Last night I was watching his September Q&A on YouTube:


He mentioned a personality evaluation test that sounded quite interesting so I signed up for it. Here:


If you watch the video you will hear that if you type "September" into the code field you will get a discount from $9.95 to $7.95. I think you might find it worthwhile to do. If I, very skeptical about psychology and a notorious self-analyzer, found it worthwhile, you might too. Unlike those free tests online, this one gives you a pretty substantial report. Mine came to nearly 6,000 words. Oh, so you want to know the highly-confidential results? Ok! There are five categories, each of which has two sub-categories:
  • Agreeableness: typical, 43rd percentile (which means I am slightly less agreeable than the norm) this divides into Compassion, 48th percentile and politeness, 38th percentile which is moderately low. Odd for a Canadian, eh?
  • Conscientiousness: moderately high, 72nd percentile, this divides into industriousness, 56th percentile and orderliness, 80th percentile.
  • Extraversion: high, 80th percentile, this divides into enthusiasm, 59th percentile and assertiveness, 88th percentile, which is why my mother could never tell me what to do!
  • Neuroticism, typical, 42nd percentile, this divides into withdrawal, 41st percentile and volatility, 43rd percentile.
  • Openness (to experience): exceptionally high, 96th percentile, this divides into intellect, 86th percentile and openness, 96th percentile.
So obviously I have to get working on that composition!

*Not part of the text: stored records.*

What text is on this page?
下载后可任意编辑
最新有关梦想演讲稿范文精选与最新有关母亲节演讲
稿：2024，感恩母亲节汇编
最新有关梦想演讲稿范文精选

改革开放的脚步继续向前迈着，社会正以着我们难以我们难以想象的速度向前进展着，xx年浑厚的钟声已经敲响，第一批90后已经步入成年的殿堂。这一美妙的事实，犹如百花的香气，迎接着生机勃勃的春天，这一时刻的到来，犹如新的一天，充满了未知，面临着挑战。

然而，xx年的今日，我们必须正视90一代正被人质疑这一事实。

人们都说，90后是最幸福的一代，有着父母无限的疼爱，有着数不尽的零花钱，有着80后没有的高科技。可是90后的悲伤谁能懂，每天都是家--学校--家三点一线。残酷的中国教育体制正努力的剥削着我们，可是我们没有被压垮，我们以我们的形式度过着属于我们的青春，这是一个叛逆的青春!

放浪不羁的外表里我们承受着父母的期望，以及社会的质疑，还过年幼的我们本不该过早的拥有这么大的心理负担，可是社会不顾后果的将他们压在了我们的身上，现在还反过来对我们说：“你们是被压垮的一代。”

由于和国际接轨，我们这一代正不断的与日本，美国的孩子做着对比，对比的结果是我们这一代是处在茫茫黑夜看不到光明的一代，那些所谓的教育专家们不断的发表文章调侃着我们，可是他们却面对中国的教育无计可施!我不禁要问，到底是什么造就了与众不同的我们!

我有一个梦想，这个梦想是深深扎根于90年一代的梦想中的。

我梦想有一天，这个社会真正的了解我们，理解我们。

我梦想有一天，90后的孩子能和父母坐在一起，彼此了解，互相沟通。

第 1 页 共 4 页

For an envoi, let's have a piece I wrote for violin and guitar. This is Cloudscape with Claudia Shiuh, violin and myself on guitar:



2 comments:

Will Wilkin said...

I love all 4 of "4 pieces"! Cloudscape is gorgeous! I burned an extra copy and gave it to a friend who also listens to it. Nice to see the pics you included here in this video version of the piece. I am impressed with your writing for violin here, since you're a guitarist. Of course she plays it very nicely!

Bryan Townsend said...

Hi Will, thanks for always being so appreciative of these pieces. You might like to know that my new piece, Dark Dream, is reaching completion and I have a recording session booked for it and my piece for violin and piano, Chase, in early December in Toronto, in the Glenn Gould studio at the CBC. I have one of the best violinists in Canada, Valerie Li, booked to do the session with.